Weather and climate models are now approaching kilometer-scale resolution where storms are better represented than in traditional coarser-resolution models. However, the deep convecting motions that drive them are still not fully resolved. U.S. Department of Energy researchers studied the effects caused by under-resolving these motions. The team found that they become too large in scale, too efficiently transporting air vertically and degrading the evolution of the larger storm complex. Increasing model resolution can improve the simulated storm complex evolution but requires greater computing resources that are currently not scalable to regional and global weather and climate models.

Impact

Deep convective circulations are expected to be under-resolved in kilometer-scale models for most storm complex scenarios. However, this can bias vertical redistribution of atmospheric energy that influences how larger storm complexes evolve with the potential to alter predicted regional climate conditions. More research is required to determine how models behave over a wider range of well-observed cases and whether biases can be reduced without significantly increasing model computing expense.

Summary

To look closer at the impact of deep convective circulations on larger storm complex evolution, researchers examined a developing squall line storm complex observed on 20 May 2011 during the U.S. Department of Energy Atmospheric Radiation Measurement (ARM) Midlatitude Continental Convective Clouds Experiment (MC3E) in two model simulations with different horizontal resolutions. They found that radar observations of the squall line precipitation and wind structure are better reproduced by the higher-resolution simulation, highlighting a bias in the coarser-resolution simulation.
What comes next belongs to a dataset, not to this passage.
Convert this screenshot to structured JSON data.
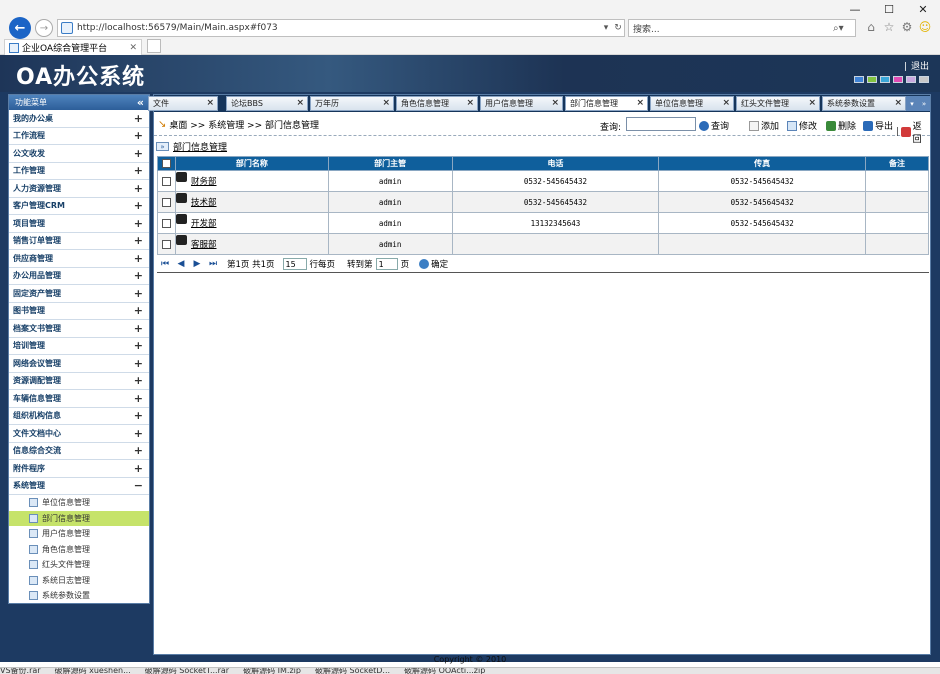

This bias is caused by under-resolved deep convective updrafts and downdrafts in the coarser-resolution simulation through the following pathway:

  1. Deep convective updrafts and downdrafts in the coarser-resolution simulation are wider than those in the higher-resolution simulation.
  2. Wider convective drafts have greater mass fluxes and carry more condensate than narrower drafts.
  3. Relatively wider downdrafts in the coarser-resolution simulation more efficiently transport dry mid-level air downward than narrower downdrafts in the higher-resolution simulations.
  4. The more efficient vertical transport in the coarser-resolution simulation accelerates development of a cold pool and downward transport of horizontal momentum, producing a more sheered, wider and weaker deep convective region that propagates, matures, and decays more quickly than in the higher-resolution simulation.
  5.  

    Relationships between draft width and other draft properties are very similar in the two simulations. This indicates that the differences in the simulations primarily result from the differing draft size distribution as opposed to differences in draft properties for a given draft size. These results imply that under-resolved convective circulations in kilometer-scale simulations may vertically transport air too efficiently and too far vertically, potentially biasing buoyancy and momentum distributions that impact entire storm system evolution.